Observe Datasets and time¶

Observe collects all data, system and application logs, metrics, and tracing spans, into observations, which then transform into datasets. Datasets are structured with times or time intervals, as well as relations linking to or from other datasets. These relations between different parts of the system provide Observe with superpowers for discovering the hidden meaning in your data.

Datasets¶

A dataset lives within a named project, and also has a name. Project names must be unique for your customer, and dataset names must be unique within their project. When you log into Observe, the Explore page lets you browse the different datasets that exist for your customer ID.

A Dataset has a schema, which is a set of named columns and definitions of data types stored in those columns (such as event or resource).

Event Datasets¶

If an incident occurs “at a time” and has a well-defined timestamp, then the dataset is an Event Dataset. Events have a single point in time, and typically link or relate to one or more other tables in the system. For example, “user X logged into system Y at time Z” is an event, which also links to the “user” dataset and the “system” Dataset.

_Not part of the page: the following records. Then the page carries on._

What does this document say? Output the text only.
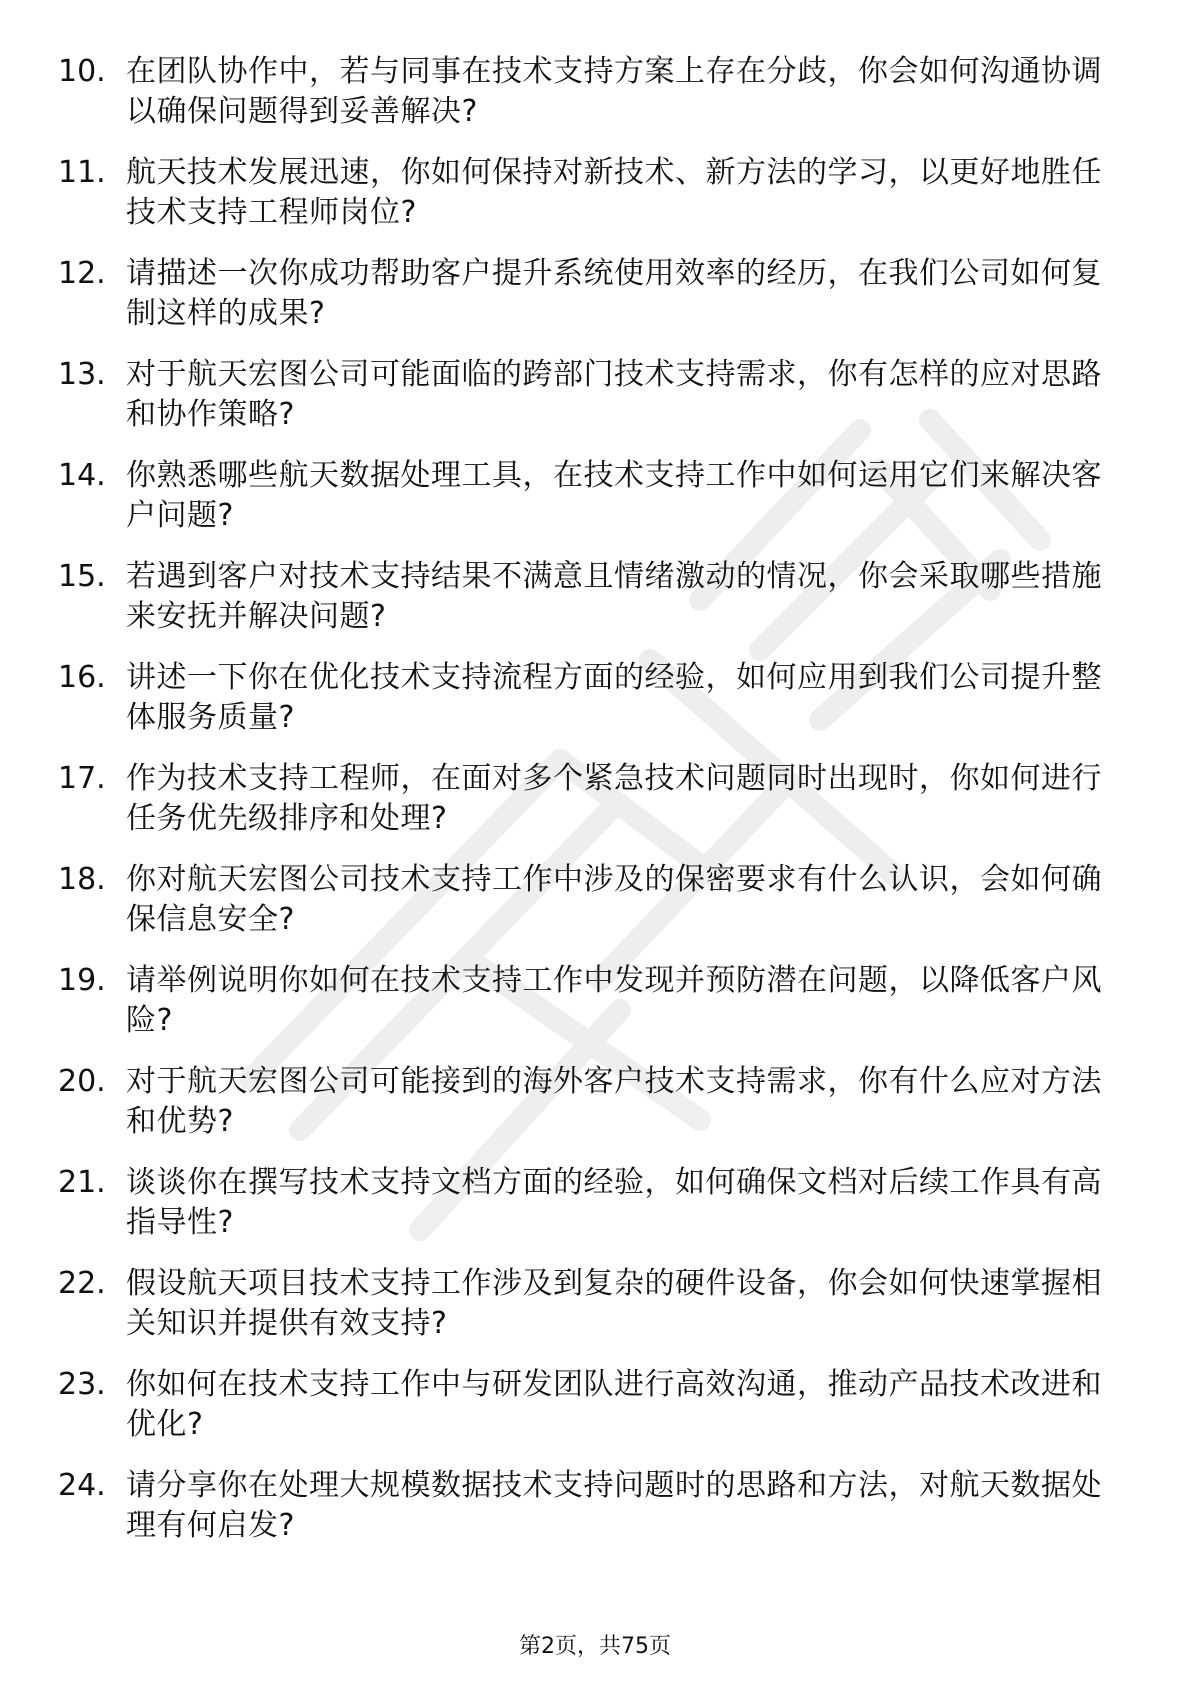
10. 在团队协作中，若与同事在技术支持方案上存在分歧，你会如何沟通协调以确保问题得到妥善解决?
11. 航天技术发展迅速，你如何保持对新技术、新方法的学习，以更好地胜任技术支持工程师岗位?
12. 请描述一次你成功帮助客户提升系统使用效率的经历，在我们公司如何复制这样的成果?
13. 对于航天宏图公司可能面临的跨部门技术支持需求，你有怎样的应对思路和协作策略?
14. 你熟悉哪些航天数据处理工具，在技术支持工作中如何运用它们来解决客户问题?
15. 若遇到客户对技术支持结果不满意且情绪激动的情况，你会采取哪些措施来安抚并解决问题?
16. 讲述一下你在优化技术支持流程方面的经验，如何应用到我们公司提升整体服务质量?
17. 作为技术支持工程师，在面对多个紧急技术问题同时出现时，你如何进行任务优先级排序和处理?
18. 你对航天宏图公司技术支持工作中涉及的保密要求有什么认识，会如何确保信息安全?
19. 请举例说明你如何在技术支持工作中发现并预防潜在问题，以降低客户风险?
20. 对于航天宏图公司可能接到的海外客户技术支持需求，你有什么应对方法和优势?
21. 谈谈你在撰写技术支持文档方面的经验，如何确保文档对后续工作具有高指导性?
22. 假设航天项目技术支持工作涉及到复杂的硬件设备，你会如何快速掌握相关知识并提供有效支持?
23. 你如何在技术支持工作中与研发团队进行高效沟通，推动产品技术改进和优化?
24. 请分享你在处理大规模数据技术支持问题时的思路和方法，对航天数据处理有何启发?
第2页，共75页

Observe identifies Event datasets with pink icons.

Creating Log Datasets from Event Datasets¶

In order for a Log Dataset to appear in the list of available Log Datasets, you must add OPAL code to the desired Event Dataset.

interface "log"

Adding the interface code to the dataset allows you to display it in the Log Explorer. The Observe interface can then interpret the dataset as logs. For example, adding fields allows you to search and expand the fields.

To add a specific column of data to the Log Dataset, use the following OPAL code:

interface "log", "log":<nameOfLogField>

The column must have the object or string designation. If not, convert the column to an object using OPAL before adding the interface OPAL:

make_col data:object(data)

make_col data:string(data)

To remove log interface from the Dataset, use the drop_interface verb:

drop_interface "log"

For more information about interface, see the OPAL verb, interface.

Interval Datasets¶

An Interval dataset describes events with start and stop times, such as a trace or span used in distributed tracing or Application Performance Monitoring use cases. In an Event dataset each row is a point in time, but in an Interval dataset each row is a longer time period. Interval datasets have two timestamps, for the start and end points. When an Interval dataset is queried or accelerated, only rows with overlap to the query window will be included.

Resource Datasets¶

Objects with permanence over time, and whose state changes over time, are stored in resource datasets. Any field value for a resource has a valid time interval — a start time, and an end time. For a resource, you can ask questions like “what was the name at time T?” Additionally, a primary key identifies a resource.

Observe identifies Resource datasets with blue icons.

Foreign Keys

Resource Times

Resource Primary Keys

Reference Tables¶

Observe can accept various types of data, not limited to logs, metrics, or traces. You can send your customer list, product list, or a list of IP addresses to enrich your telemetry data. Many of our customers do this today to produce Resource datasets, which is great for short-lived associations like EC2 hosts or engineer-to-account mappings. However, since most of this business context doesn’t include specific timestamps, it needs to be refreshed periodically to prevent it from expiring in resource datasets. This is less optimal for long-lived associations like Product or Employee IDs. Reference tables offer an easy way to integrate long-lived business context with machine data. See the Reference Tables page to learn how to create and manage reference tables.